Enfin, pour l’enseignement du français, la bivalence avec l’histoire-géographie permettait une « respiration ». C’est que l’enseignement de notre langue est générateur de beaucoup de travail. 18h de service hebdomadaire cela supposait au minimum quatre classes réparties sur plusieurs niveaux entre la sixième et la troisième. A l’époque en « cycle d’observation » (6ème-5ème), on avait cinq ou six heures de cours par semaine réparties entre : lecture expliquée, lecture suivie et dirigée, orthographe, grammaire, rédaction, travaux dirigés. Chacun de ces cours demandait une préparation en amont et produisait mécaniquement un paquet de copies à corriger ou un travail pour la semaine suivante qu’il fallait vérifier, ce qui revient au même. Je plains encore mes collègues monovalents qui devaient faire face à cet afflux. L’avantage de l’enseignement partagé avec l’histoire-géographie, au-delà de la variété que cela introduisait à la fois dans le contenu et le rythme, c’est que ce dernier enseignement, une fois les préparations « amorties » au fil des années (un transparent de rétroprojecteur était longtemps réutilisable), générait moins de corrections, excepté peut-être en 3ème, année du BEPC. Un équilibre salutaire ! Inutile de dire que je veillais, chaque année, dans l’attribution des classes, à équilibrer mon temps de service entre mes deux compétences, même si parfois, il me fallut faire quelques sacrifices, en prenant une classe de plus en français.

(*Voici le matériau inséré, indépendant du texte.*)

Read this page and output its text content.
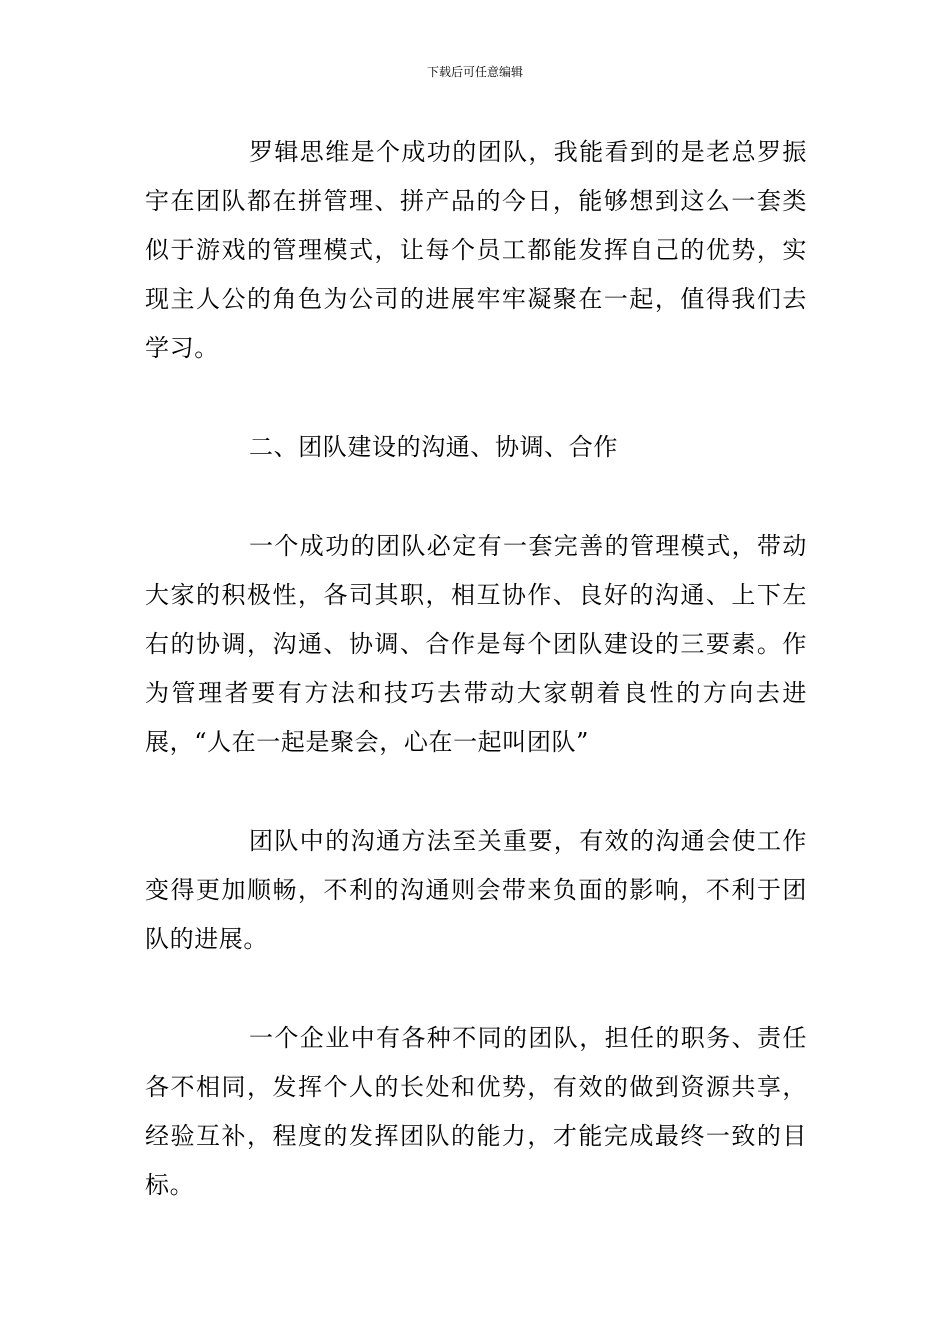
下载后可任意编辑

罗辑思维是个成功的团队，我能看到的是老总罗振宇在团队都在拼管理、拼产品的今日，能够想到这么一套类似于游戏的管理模式，让每个员工都能发挥自己的优势，实现主人公的角色为公司的进展牢牢凝聚在一起，值得我们去学习。

二、团队建设的沟通、协调、合作

一个成功的团队必定有一套完善的管理模式，带动大家的积极性，各司其职，相互协作、良好的沟通、上下左右的协调，沟通、协调、合作是每个团队建设的三要素。作为管理者要有方法和技巧去带动大家朝着良性的方向去进展，“人在一起是聚会，心在一起叫团队”

团队中的沟通方法至关重要，有效的沟通会使工作变得更加顺畅，不利的沟通则会带来负面的影响，不利于团队的进展。

一个企业中有各种不同的团队，担任的职务、责任各不相同，发挥个人的长处和优势，有效的做到资源共享，经验互补，程度的发挥团队的能力，才能完成最终一致的目标。
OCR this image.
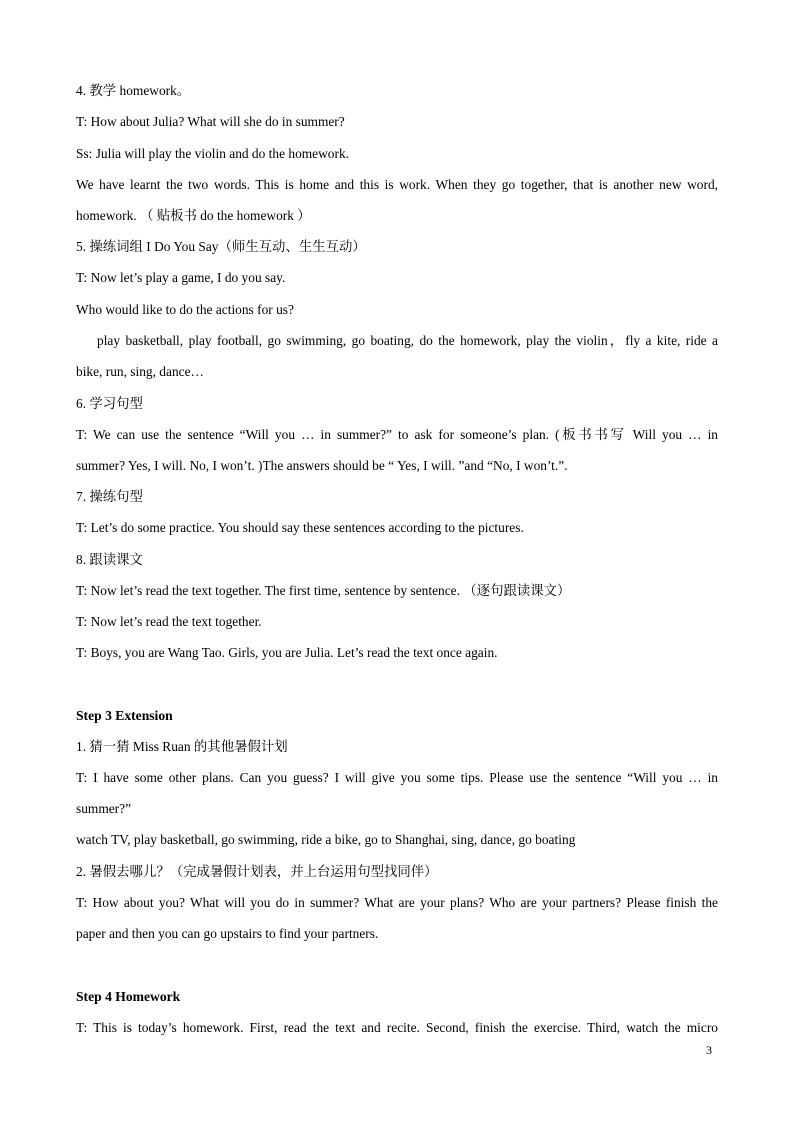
4. 教学 homework。
T: How about Julia? What will she do in summer?
Ss: Julia will play the violin and do the homework.
We have learnt the two words. This is home and this is work. When they go together, that is another new word,
homework. （ 贴板书 do the homework ）
5. 操练词组 I Do You Say（师生互动、生生互动）
T: Now let’s play a game, I do you say.
Who would like to do the actions for us?
play basketball, play football, go swimming, go boating, do the homework, play the violin，fly a kite, ride a
bike, run, sing, dance…
6. 学习句型
T: We can use the sentence “Will you … in summer?” to ask for someone’s plan. (板书书写 Will you … in
summer? Yes, I will. No, I won’t. )The answers should be “ Yes, I will. ”and “No, I won’t.”.
7. 操练句型
T: Let’s do some practice. You should say these sentences according to the pictures.
8. 跟读课文
T: Now let’s read the text together. The first time, sentence by sentence. （逐句跟读课文）
T: Now let’s read the text together.
T: Boys, you are Wang Tao. Girls, you are Julia. Let’s read the text once again.
Step 3 Extension
1. 猜一猜 Miss Ruan 的其他暑假计划
T: I have some other plans. Can you guess? I will give you some tips. Please use the sentence “Will you … in
summer?”
watch TV, play basketball, go swimming, ride a bike, go to Shanghai, sing, dance, go boating
2. 暑假去哪儿？（完成暑假计划表，并上台运用句型找同伴）
T: How about you? What will you do in summer? What are your plans? Who are your partners? Please finish the
paper and then you can go upstairs to find your partners.
Step 4 Homework
T: This is today’s homework. First, read the text and recite. Second, finish the exercise. Third, watch the micro
3
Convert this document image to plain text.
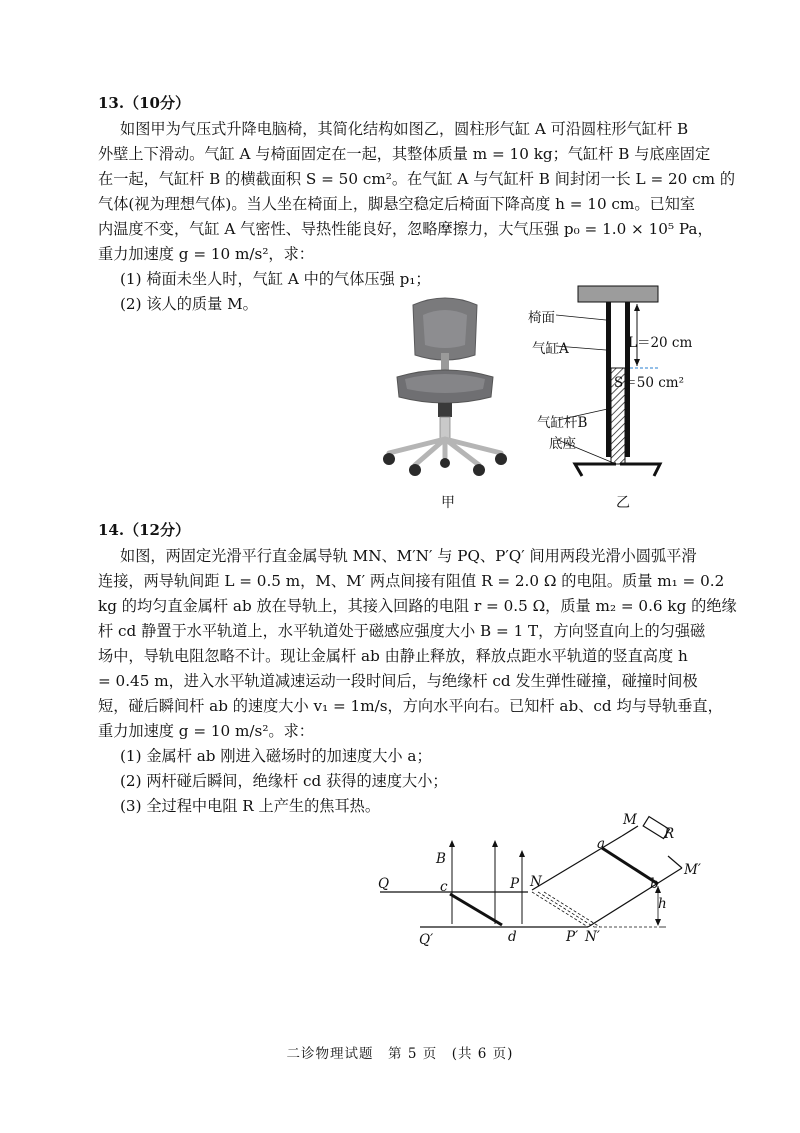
13.（10分）
如图甲为气压式升降电脑椅，其简化结构如图乙，圆柱形气缸 A 可沿圆柱形气缸杆 B
外壁上下滑动。气缸 A 与椅面固定在一起，其整体质量 m = 10 kg；气缸杆 B 与底座固定
在一起，气缸杆 B 的横截面积 S = 50 cm²。在气缸 A 与气缸杆 B 间封闭一长 L = 20 cm 的
气体(视为理想气体)。当人坐在椅面上，脚悬空稳定后椅面下降高度 h = 10 cm。已知室
内温度不变，气缸 A 气密性、导热性能良好，忽略摩擦力，大气压强 p₀ = 1.0 × 10⁵ Pa，
重力加速度 g = 10 m/s²，求：
(1) 椅面未坐人时，气缸 A 中的气体压强 p₁；
(2) 该人的质量 M。
甲
椅面
气缸A	L＝20 cm
S＝50 cm²
气缸杆B
底座
乙
14.（12分）
如图，两固定光滑平行直金属导轨 MN、M′N′ 与 PQ、P′Q′ 间用两段光滑小圆弧平滑
连接，两导轨间距 L = 0.5 m，M、M′ 两点间接有阻值 R = 2.0 Ω 的电阻。质量 m₁ = 0.2
kg 的均匀直金属杆 ab 放在导轨上，其接入回路的电阻 r = 0.5 Ω，质量 m₂ = 0.6 kg 的绝缘
杆 cd 静置于水平轨道上，水平轨道处于磁感应强度大小 B = 1 T，方向竖直向上的匀强磁
场中，导轨电阻忽略不计。现让金属杆 ab 由静止释放，释放点距水平轨道的竖直高度 h
= 0.45 m，进入水平轨道减速运动一段时间后，与绝缘杆 cd 发生弹性碰撞，碰撞时间极
短，碰后瞬间杆 ab 的速度大小 v₁ = 1m/s，方向水平向右。已知杆 ab、cd 均与导轨垂直，
重力加速度 g = 10 m/s²。求：
(1) 金属杆 ab 刚进入磁场时的加速度大小 a；
(2) 两杆碰后瞬间，绝缘杆 cd 获得的速度大小；
(3) 全过程中电阻 R 上产生的焦耳热。
M
R
a
b
M′
h
B
Q	c	P N
Q′	d	P′ N′
二诊物理试题　第 5 页　(共 6 页)
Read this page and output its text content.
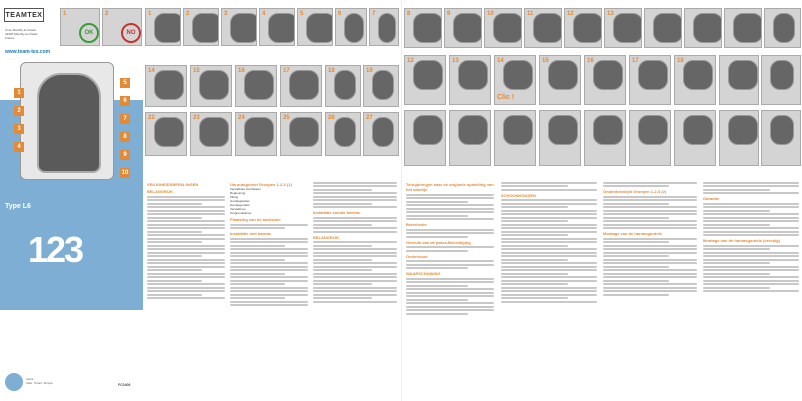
TEAMTEX
ZI de Marcilly-le-Chatel, 42600 Marcilly-le-Chatel, France
www.team-tex.com
Type L6
123
1
2
3
4
5
6
7
8
9
10
nania
Safe. Smart. Simple.	FC0406
1
OK
2
NO
1	2	3	4	5	6	7
14	15	16	17	18	19
22	23	24	25	26	27
VEILIGHEIDSBEPALINGEN
BELANGRIJK
Uw autogordel Groepen 1-2-3 (1)
Verstelbare hoofdsteun
Rugleuning
Zitting
Gordelgeleider
Harnasgordels
Verstelknop
Ontgrendelknop
Plaatsing van de autostoel
Installatie met harnas
Installatie zonder harnas
BELANGRIJK
8	9	10	11	12	13
12	13	14
Clic !
15	16	17	18
Terugbrengen naar de originele opstelling van het stoeltje
Beterheide
Gebruik van de pakra-Bevestiging
Onderhoud
WAARSCHUWING
SCHOONHOUDEN
Onderdelenlijst Groepen 1-2-3 (2)
Montage van de harnasgordels
Garantie
Montage van de harnasgordels (vervolg)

Aujourd’hui, il n’y a plus que des professeurs certifiés. Avec la diminution des horaires matières (4H en Français) ils doivent prendre en charge 4 ou 5 classes. De quoi devenir chèvre, surtout avec les garnements plus ou moins bien élevés de notre époque. Ils doivent tomber de haut nos « bacs + 5 » ! On s’étonne après que ça ne marche pas….
« Et nous, on devient quoi sans toi ? »…
Cette apostrophe écrite sur une carte postale représentant des chiots dans une caisse, que des élèves me remirent le jour de mon départ définitif du collège, avec au dos cette dédicace parmi d’autres : « … Monsieur Houlle que je remercie pour ces deux années de bonheur en cours de Français… » exprime assez bien le confort pédagogique que j’essayais d’installer dans ma relation avec les élèves, d’autant plus qu’il ne s’agissait pas, en l’occurrence, des plus brillants. J’y vis, à ce moment-là, la traduction d’une émotion que des adolescents peuvent ressentir à l’égard d’une personne qu’ils aimaient bien et qu’ils ne reverraient peut-être plus. La suite m’apprit que c’était une relation bien plus profonde. D’ailleurs l’une des dédicaces mentionnait : « On a toujours eu confiance en vous… ».
J’en ai eu la confirmation chaque fois que je rencontrais d’anciens élèves qui me délivraient des témoignages touchants, pour qui j’avais été « leur meilleur prof » ou qui me remerciaient pour mon obstination à leur faire apprendre la conjugaison, pour leur avoir donné le goût de la lecture et de tant d’autres choses. Par les réseaux sociaux, Je reçois encore aujourd’hui, parfois près de cinquante ans après, des témoignages qui me feraient rougir de confusion. Je me demandais jusqu’à maintenant ce qui avait pu me différencier à ce point de mes collègues, car je n’ai jamais eu le sentiment d’être un « génie pédagogique ». Depuis que j’ai lu le livre de Stanislas Dehaene, j’en ai une petite idée, comme je l’ai dit au début de cet ouvrage.